Palindromes as Computational Practice

Purposes:

1. 1. To Promote interest in mathematics
2. 2. To provide practice in addition of whole numbers in a context other than pure drill

I. What is a palindrome?

• A palindrome is something, which when written backwards or forwards, is the same thing.
• A palindrome may be a word such as mom, pop, sis, toot, or radar.
• Some more ardent palindromists have have developed long phrases or sentences that are palindromes. Some examples are:

  1. Madam, I'm Adam.

  2. Palindromists looked diligently for an appropriate response, but for a long time the best they could muster was "Sir, I'm Iris."

  3. Finally, some palindromist came up with "Even am I, man, Eve." Sure, it's convoluted, but it is a palindrome.

  4. Do nine men interpret?

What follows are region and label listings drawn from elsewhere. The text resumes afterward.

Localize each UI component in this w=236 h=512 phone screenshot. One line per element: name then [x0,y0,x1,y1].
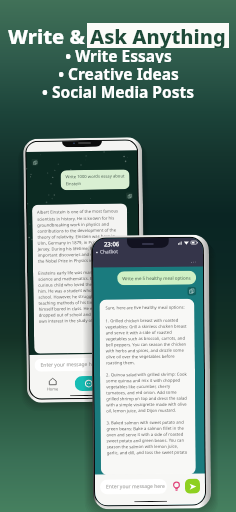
staticText: Home [47,386,59,392]
button[interactable]: Copy [31,159,38,166]
button[interactable]: Send [185,479,200,494]
staticText: Enter your message here [40,361,100,369]
staticText: Chat [95,381,107,388]
staticText: • Creative Ideas [58,63,179,81]
staticText: Enter your message here [106,483,165,490]
button[interactable]: Copy response [126,192,133,199]
staticText: Write & [8,23,85,48]
staticText: 23:06 [104,240,120,248]
staticText: Ask Anything [90,23,226,48]
button[interactable]: Home [30,374,75,394]
staticText: Chatbot [100,248,119,256]
button[interactable]: Enter your message here [34,357,136,372]
staticText: Write 1000 words essay about Einstein [66,173,125,186]
staticText: Write me 5 healthy meal options [122,275,191,281]
staticText: Albert Einstein is one of the most famou… [37,208,124,324]
button[interactable]: Ideas [170,480,183,493]
button[interactable]: Enter your message here [100,479,167,494]
staticText: • Write Essays [65,45,172,63]
staticText: • Social Media Posts [42,81,194,99]
button[interactable]: Chat [75,376,117,391]
button[interactable]: Copy [187,287,196,296]
staticText: Sure, here are five healthy meal options… [105,305,190,455]
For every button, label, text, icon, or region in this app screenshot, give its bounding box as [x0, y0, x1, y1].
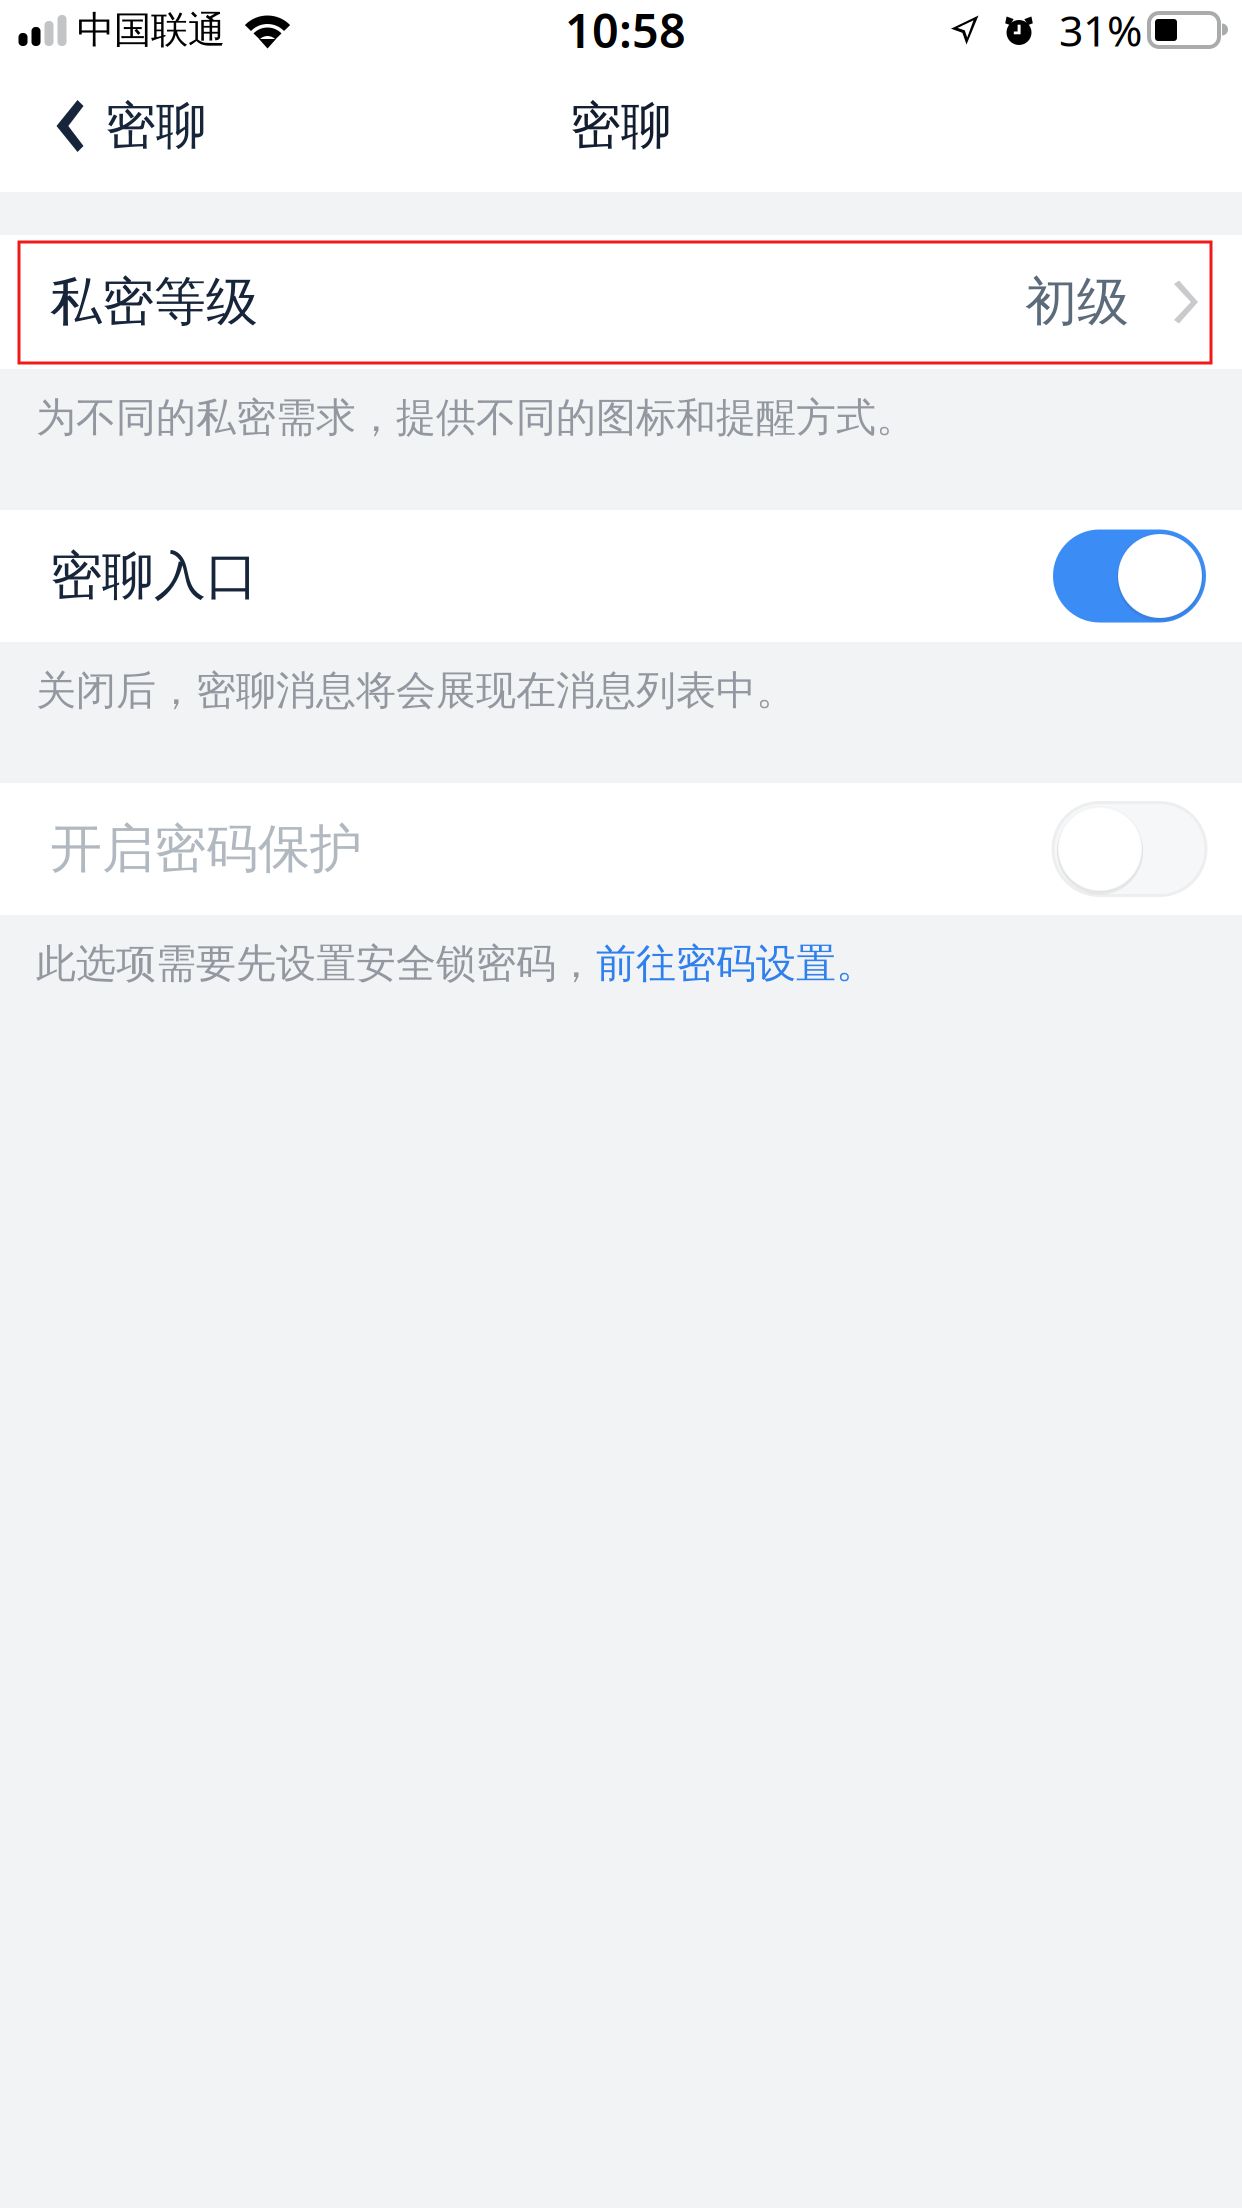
staticText: 中国联通	[77, 7, 225, 53]
staticText: 初级	[1025, 270, 1129, 334]
staticText: 关闭后，密聊消息将会展现在消息列表中。	[36, 666, 796, 715]
staticText: 密聊	[570, 95, 672, 157]
button[interactable]: 私密等级	[0, 235, 1242, 369]
staticText: 密聊入口	[50, 544, 258, 608]
staticText: 开启密码保护	[50, 817, 362, 881]
staticText: 为不同的私密需求，提供不同的图标和提醒方式。	[36, 393, 916, 442]
staticText: 私密等级	[50, 270, 258, 334]
staticText: 31%	[1059, 2, 1142, 58]
staticText: 前往密码设置。	[596, 939, 876, 988]
staticText: 密聊	[105, 95, 207, 157]
button[interactable]: 返回 密聊	[0, 60, 233, 192]
staticText: 此选项需要先设置安全锁密码，	[36, 939, 596, 988]
button[interactable]: 密聊入口	[1053, 530, 1206, 622]
staticText: 10:58	[565, 0, 686, 61]
button[interactable]: 前往密码设置。	[596, 939, 876, 988]
button[interactable]: 开启密码保护	[1053, 802, 1206, 896]
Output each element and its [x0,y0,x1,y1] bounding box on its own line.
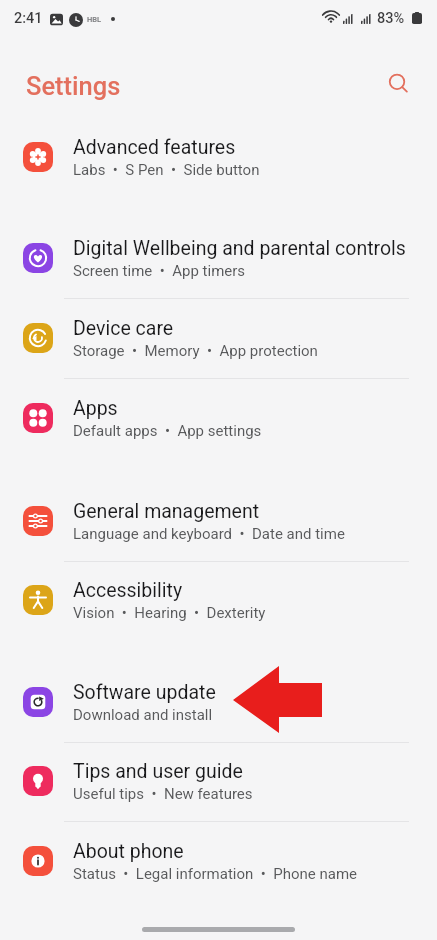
staticText: Apps [73,397,118,420]
staticText: Language and keyboard • Date and time [73,525,345,543]
staticText: Accessibility [73,579,183,602]
staticText: 2:41 [14,10,43,27]
staticText: Device care [73,317,174,340]
staticText: Vision • Hearing • Dexterity [73,604,266,622]
button[interactable]: Advanced features [0,118,437,196]
staticText: Labs • S Pen • Side button [73,161,260,179]
button[interactable]: Digital Wellbeing and parental controls [0,219,437,297]
staticText: Digital Wellbeing and parental controls [73,237,406,260]
staticText: Tips and user guide [73,760,243,783]
staticText: Storage • Memory • App protection [73,342,318,360]
staticText: Status • Legal information • Phone name [73,865,358,883]
staticText: About phone [73,840,184,863]
button[interactable]: Software update [0,663,437,741]
button[interactable]: Device care [0,299,437,377]
staticText: HBL [87,15,102,24]
staticText: Settings [26,71,121,101]
button[interactable]: Apps [0,379,437,457]
staticText: Advanced features [73,136,236,159]
button[interactable]: Tips and user guide [0,742,437,820]
button[interactable]: General management [0,482,437,560]
button[interactable]: Accessibility [0,561,437,639]
button[interactable]: About phone [0,822,437,900]
staticText: Useful tips • New features [73,785,253,803]
staticText: Software update [73,681,216,704]
staticText: Screen time • App timers [73,262,246,280]
staticText: Default apps • App settings [73,422,262,440]
button[interactable]: Search [381,66,416,101]
staticText: Download and install [73,706,213,724]
staticText: 83% [377,10,405,27]
staticText: General management [73,500,260,523]
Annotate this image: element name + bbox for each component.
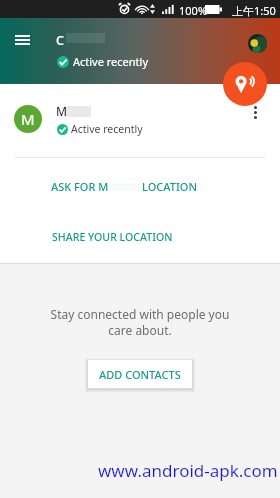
staticText: C [56, 32, 64, 49]
button[interactable] [0, 84, 280, 146]
staticText: Active recently [73, 54, 148, 69]
staticText: www.android-apk.com [98, 459, 278, 482]
staticText: M [21, 109, 35, 129]
staticText: M [56, 103, 68, 119]
staticText: ASK FOR M [51, 179, 109, 194]
button[interactable]: Share live location [223, 62, 267, 106]
button[interactable]: ADD CONTACTS [88, 360, 192, 388]
button[interactable]: More options [245, 102, 265, 122]
staticText: 上午1:50 [232, 3, 276, 18]
staticText: 100% [179, 3, 208, 18]
staticText: ADD CONTACTS [99, 367, 181, 382]
button[interactable] [0, 216, 280, 258]
staticText: LOCATION [142, 179, 197, 194]
staticText: SHARE YOUR LOCATION [52, 230, 173, 244]
button[interactable]: Profile [248, 34, 267, 53]
staticText: Active recently [71, 122, 143, 136]
button[interactable]: Menu [6, 26, 38, 54]
button[interactable] [0, 166, 280, 208]
staticText: Stay connected with people you care abou… [0, 306, 280, 338]
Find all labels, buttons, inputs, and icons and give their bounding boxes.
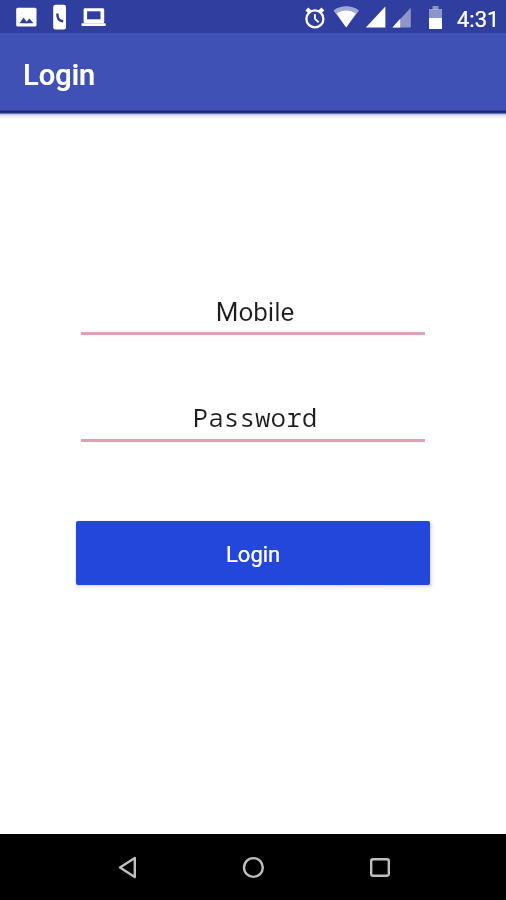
button[interactable]: Login — [76, 521, 430, 585]
staticText: Login — [226, 542, 281, 568]
button[interactable]: Mobile — [0, 290, 506, 338]
button[interactable]: Password — [0, 397, 506, 445]
staticText: Mobile — [2, 297, 506, 327]
button[interactable]: Home — [213, 834, 293, 900]
button[interactable]: Recent apps — [340, 834, 420, 900]
button[interactable]: Back — [88, 834, 168, 900]
staticText: Login — [23, 58, 96, 92]
staticText: Password — [2, 399, 506, 434]
staticText: 4:31 — [457, 7, 500, 33]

Nine men, I nod.

  5. A man, a plan, a canal: Panama.

  6. One of the best is Napolean's lament when he was banished from France to the Isle of Elba: "Able was I ere I saw Elba."

II. Number Palindromes

Number palindromes, unlike sentence palindromes, are easy to make. All you have to do is just to write down a number palindrome. However, the thing that makes number palindromes useful is having them arise through computation. This is the way palindromes provide practice in computation in a context other than repetitive drill. Here are some ways to do this:

1. 1. List the sequence of numbers 11x11, 111x111, 1111x1111, and so on until a palindrome does not result. Before you start, can you predict at what point the result will not be a palindrome? Here are the first three computations. See if you can find the pattern that is emerging.

   a. 11x11 = 121

   b. 111x111 = 12321

   c. 1111x1111 = 1234321

   2. List the sequence of numbers 11, 11 squared, 11 cubed, 11 to the fourth power, and so on ubtil you do not get a palindrome. Here are the first three computations:

   a. 11

   b. 11x11 = 121

   c . 11x11x11 = 1331

   3. The system leading to palindromes that provides the most practice in addition of whole numbers is this:

   a. Write down any whole number,

   b. Reverse the order of the digits.

   c. Add the two numbers.

   d. If this produces a palindrome, you are through.

   e. If this does not produce a palindrome, reverse the digits on your sum and add the new number to the number you just reversed.

   Example:

   78 + 87 = 165

   165 + 561 = 726

   726 + 627 = 1353

   1353 + 3531 = 4884 (Which is a palindrome.)

A palindrome occurs much more quickly with some numbers, and takes much longer with others. A good computational exercise is to apply this process to all numbers from 80 through 100. Most of these choices are easy, but 89 is a scorcher. It finally becomes a 13 digit palindrome. Note that 98 is included in the above sequence, and a student should notice that 98 is the same as 89 for this process.

Note: Do not try 198. This number has been tried by a powerful computer and a palindrome has never been found. No one knows whether the process would eventually lead to a palindrome.